By Nick Reynolds, Casper Star-Tribune Via Wyoming News Exchange
CASPER — The leader of one of Wyoming’s largest county-level GOP organizations says he and several top Republicans have become subjects of a secretive investigation carried out by members of their party’s state executive committee — the latest in a growing rift within the party between county bosses and executive leadership.
In an interview with the Star-Tribune this week, top officials with the Natrona County Republican committee said that executive committee leadership approved secret investigations into several county committee chairs for activities deemed to be “detrimental to the party,” Natrona County GOP chairman Joe McGinley said.
McGinley’s allegations were corroborated in separate interviews with Republican leaders in two other counties.

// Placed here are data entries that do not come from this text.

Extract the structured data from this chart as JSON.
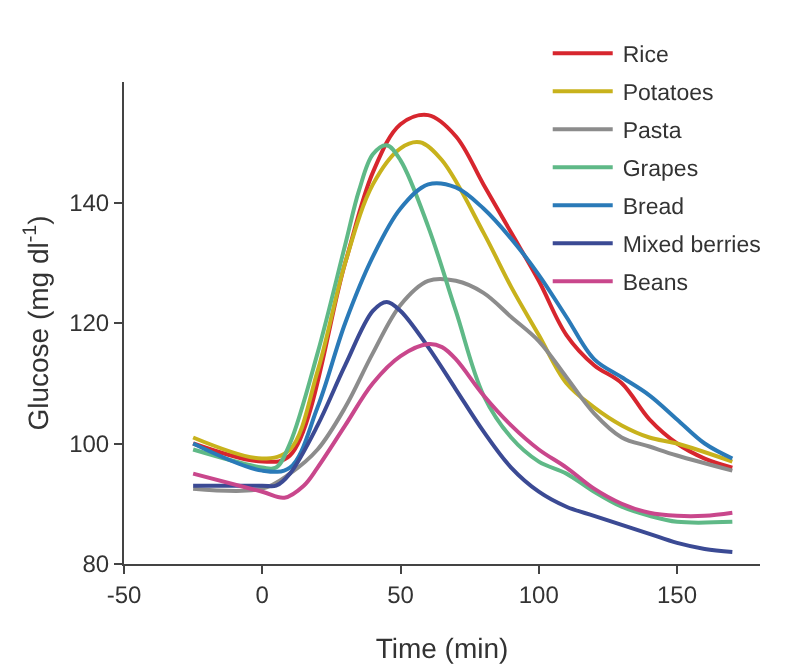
{
  "chart_data": {
    "type": "line",
    "xlabel": "Time (min)",
    "ylabel": "Glucose (mg dl$^{-1}$)",
    "xlim": [
      -50,
      180
    ],
    "xticks": [
      -50,
      0,
      50,
      100,
      150
    ],
    "ylim": [
      80,
      160
    ],
    "yticks": [
      80,
      100,
      120,
      140
    ],
    "grid": false,
    "legend": "top right",
    "marker": "none",
    "line_style": "solid",
    "series": [
      {
        "name": "Rice",
        "color": "#d7262e",
        "x": [
          -25,
          0,
          10,
          20,
          30,
          40,
          50,
          60,
          70,
          80,
          90,
          100,
          110,
          120,
          130,
          140,
          150,
          160,
          170
        ],
        "values": [
          100,
          97,
          98,
          null,
          130,
          145,
          153,
          154.5,
          151,
          143,
          135,
          127,
          118,
          113,
          110,
          104,
          100,
          97.5,
          96
        ]
      },
      {
        "name": "Potatoes",
        "color": "#c8b21c",
        "x": [
          -25,
          0,
          10,
          20,
          30,
          40,
          50,
          57,
          65,
          80,
          90,
          100,
          110,
          120,
          130,
          140,
          150,
          170
        ],
        "values": [
          101,
          97.5,
          99,
          112,
          130,
          143,
          149,
          150,
          147,
          135,
          126,
          118,
          110,
          106,
          103,
          101,
          100,
          97
        ]
      },
      {
        "name": "Pasta",
        "color": "#8c8c8c",
        "x": [
          -25,
          0,
          10,
          20,
          30,
          40,
          50,
          60,
          70,
          80,
          90,
          100,
          110,
          120,
          130,
          140,
          150,
          170
        ],
        "values": [
          92.5,
          92.5,
          95,
          99,
          106,
          115,
          123,
          127,
          127,
          125,
          121,
          117,
          111,
          105,
          101,
          99.5,
          98,
          95.5
        ]
      },
      {
        "name": "Grapes",
        "color": "#5fb987",
        "x": [
          -25,
          0,
          5,
          10,
          20,
          30,
          35,
          40,
          45,
          50,
          60,
          70,
          80,
          90,
          100,
          110,
          120,
          130,
          140,
          150,
          170
        ],
        "values": [
          99,
          96,
          96,
          100,
          115,
          133,
          142,
          148,
          149.5,
          147,
          136,
          122,
          108,
          101,
          97,
          95,
          92,
          89.5,
          88,
          87,
          87
        ]
      },
      {
        "name": "Bread",
        "color": "#2a7ab8",
        "x": [
          -25,
          0,
          10,
          20,
          30,
          40,
          50,
          60,
          70,
          80,
          90,
          100,
          110,
          120,
          130,
          140,
          150,
          160,
          170
        ],
        "values": [
          100,
          95.5,
          96,
          106,
          120,
          131,
          139,
          143,
          142.5,
          139,
          134,
          128,
          121,
          114,
          111,
          108,
          104,
          100,
          97.5
        ]
      },
      {
        "name": "Mixed berries",
        "color": "#3b4a94",
        "x": [
          -25,
          0,
          5,
          10,
          20,
          30,
          40,
          45,
          50,
          60,
          70,
          80,
          90,
          100,
          110,
          120,
          130,
          140,
          150,
          160,
          170
        ],
        "values": [
          93,
          93,
          93,
          95,
          103,
          113,
          122,
          123.5,
          122,
          116,
          109,
          102,
          96,
          92,
          89.5,
          88,
          86.5,
          85,
          83.5,
          82.5,
          82
        ]
      },
      {
        "name": "Beans",
        "color": "#c9478c",
        "x": [
          -25,
          0,
          8,
          15,
          20,
          30,
          40,
          50,
          60,
          65,
          70,
          80,
          90,
          100,
          110,
          120,
          130,
          140,
          150,
          160,
          170
        ],
        "values": [
          95,
          92,
          91,
          93,
          96,
          103,
          110,
          114.5,
          116.5,
          116,
          114,
          108,
          103,
          99,
          96,
          92.5,
          90,
          88.5,
          88,
          88,
          88.5
        ]
      }
    ]
  }
}
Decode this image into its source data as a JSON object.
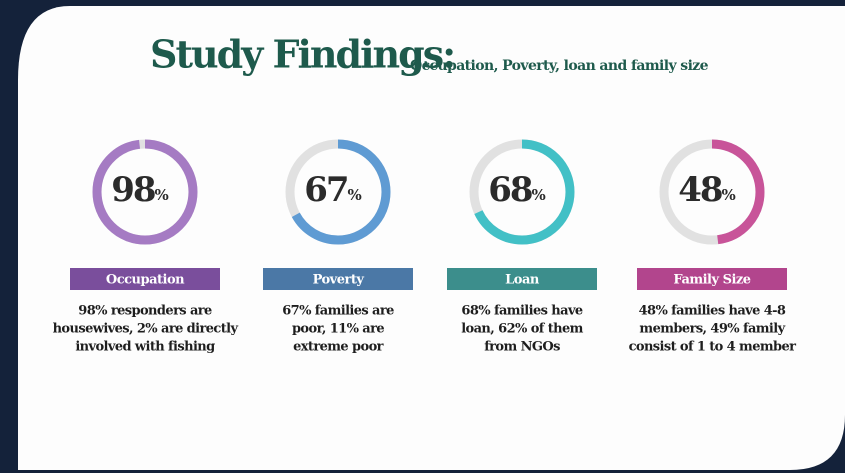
{
  "title": "Study Findings:",
  "subtitle": "Occupation, Poverty, loan and family size",
  "ylim": [
    0,
    100
  ],
  "unit": "%",
  "items": [
    {
      "value": 98,
      "color": "#a57bc3",
      "label": "Occupation",
      "label_color": "#7a4e9c",
      "description": [
        "98% responders are",
        "housewives, 2% are directly",
        "involved with fishing"
      ]
    },
    {
      "value": 67,
      "color": "#5f9bd3",
      "label": "Poverty",
      "label_color": "#4b78a6",
      "description": [
        "67% families are",
        "poor, 11% are",
        "extreme poor"
      ]
    },
    {
      "value": 68,
      "color": "#42c0c6",
      "label": "Loan",
      "label_color": "#3c8e8c",
      "description": [
        "68% families have",
        "loan, 62% of them",
        "from NGOs"
      ]
    },
    {
      "value": 48,
      "color": "#c85499",
      "label": "Family Size",
      "label_color": "#b2458d",
      "description": [
        "48% families have 4-8",
        "members, 49% family",
        "consist of 1 to 4 member"
      ]
    }
  ]
}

The investigations — which were revealed in an executive session of a meeting of the state central committee in Lusk over the weekend — came following a number of resolutions passed by both committees seen as defiance against a party apparatus McGinley said has become hijacked by extremists.
McGinley, as well as Laramie County GOP Chairwoman Dani Olsen, have garnered intense scrutiny from state party leadership throughout the past several months for their vocal opposition to a number of actions taken by the party this year, writing columns alleging corruption by party insiders and supporting a number of resolutions seen by many as openly defiant of the state party.

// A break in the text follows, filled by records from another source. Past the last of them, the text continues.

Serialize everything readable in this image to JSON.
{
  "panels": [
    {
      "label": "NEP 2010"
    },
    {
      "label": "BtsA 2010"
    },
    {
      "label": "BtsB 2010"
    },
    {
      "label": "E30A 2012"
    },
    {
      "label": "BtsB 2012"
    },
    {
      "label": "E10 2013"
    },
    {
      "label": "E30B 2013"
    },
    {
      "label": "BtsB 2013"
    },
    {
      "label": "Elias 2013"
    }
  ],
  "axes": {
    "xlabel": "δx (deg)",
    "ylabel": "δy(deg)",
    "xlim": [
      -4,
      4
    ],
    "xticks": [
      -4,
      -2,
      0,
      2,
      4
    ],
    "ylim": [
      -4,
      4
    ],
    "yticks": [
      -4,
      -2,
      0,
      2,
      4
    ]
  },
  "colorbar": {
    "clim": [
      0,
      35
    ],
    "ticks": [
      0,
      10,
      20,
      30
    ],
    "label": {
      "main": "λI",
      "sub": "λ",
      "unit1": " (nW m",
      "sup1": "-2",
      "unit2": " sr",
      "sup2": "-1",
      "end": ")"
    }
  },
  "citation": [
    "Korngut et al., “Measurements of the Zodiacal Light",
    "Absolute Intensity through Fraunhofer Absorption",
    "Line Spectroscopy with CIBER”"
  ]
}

Olsen, who did not confirm or deny she was one of the officials under investigation, said that the party has taken an extreme turn in its previous two meetings, passing a number of resolutions designed to quell dissenting voices within its ranks.

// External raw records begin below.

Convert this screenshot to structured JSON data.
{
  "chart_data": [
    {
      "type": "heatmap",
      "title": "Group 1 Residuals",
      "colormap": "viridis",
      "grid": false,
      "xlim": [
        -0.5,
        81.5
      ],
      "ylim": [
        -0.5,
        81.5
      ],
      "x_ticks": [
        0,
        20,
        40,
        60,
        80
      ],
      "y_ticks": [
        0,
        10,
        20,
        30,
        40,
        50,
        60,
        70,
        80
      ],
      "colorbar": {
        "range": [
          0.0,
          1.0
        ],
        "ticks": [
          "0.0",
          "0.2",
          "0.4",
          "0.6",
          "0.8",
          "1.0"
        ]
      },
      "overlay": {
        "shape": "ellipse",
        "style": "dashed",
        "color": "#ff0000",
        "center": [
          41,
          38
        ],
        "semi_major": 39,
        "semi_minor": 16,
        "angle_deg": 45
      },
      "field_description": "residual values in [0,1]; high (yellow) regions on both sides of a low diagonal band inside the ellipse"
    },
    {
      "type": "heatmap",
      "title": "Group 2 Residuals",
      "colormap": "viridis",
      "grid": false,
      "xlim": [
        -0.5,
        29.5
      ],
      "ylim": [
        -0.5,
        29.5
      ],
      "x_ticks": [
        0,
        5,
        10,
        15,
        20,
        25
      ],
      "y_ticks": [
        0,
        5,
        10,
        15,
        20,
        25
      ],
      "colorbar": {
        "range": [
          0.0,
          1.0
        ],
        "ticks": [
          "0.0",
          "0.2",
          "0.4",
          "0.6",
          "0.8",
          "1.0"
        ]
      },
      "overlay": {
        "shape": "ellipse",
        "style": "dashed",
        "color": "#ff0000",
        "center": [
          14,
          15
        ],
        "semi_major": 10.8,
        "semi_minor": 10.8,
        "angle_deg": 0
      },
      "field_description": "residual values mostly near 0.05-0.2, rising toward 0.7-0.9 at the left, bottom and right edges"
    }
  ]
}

At its meeting in Lusk last weekend, members of the state central committee approved a number of extreme measures, including one apparently designed to punish those whose views do not fall in line with those of the rest of the party — views that majorities of the largest county committees often disagree with — while rejecting measures submitted by the Natrona County GOP that would have protected free speech.
“As a conservative Republican myself, it’s horrifying,” said Joann True, state committeewoman for the Natrona County Republicans. “To watch people go up there and speak against transparency and the ability for people to go up there and express an opinion without repercussions is just absolutely baffling. It’s a little embarrassing to walk out of there and have people read that knowing I’m a member of the central committee.”
According to a copy of the resolutions obtained by the Star-Tribune, the Wyoming Republican Party now reserves the right to dictate the stances of all of its members, arguing that while “the First Amendment applies to all Americans in affairs public, governmental and social, it does not supersede the conduct and expression within the confines of a private organization made up of voluntary constituents.”
Those that don’t fall in line, the resolution reads, could be subject to discipline.
“Any notification from a governing body, including the Wyoming Republican Party, that violating our party’s principals (sic), by-laws, governing documents or rules of order, could subject a fellow Republican to a disciplinary committee review or disciplinary actions runs directly in lock step with Republican Party and Constitutional principles of individual responsibility, good order and the sovereignty of a private organization,” a provision contained in a copy of the resolution obtained by the Star-Tribune reads.
“I know many times with the resolutions and the processes that were happening, I was looking around the room at the other delegates around me, and we were just left with our jaws dropped, asking, ‘What is happening?’” Olsen said in an interview. “There were different practices happening than what the central committee members preached.
“We’re limited with the tools we have to show our disagreement and, based on their anti-free speech resolutions, now face disciplinary action for not speaking in unity,” Olsen added.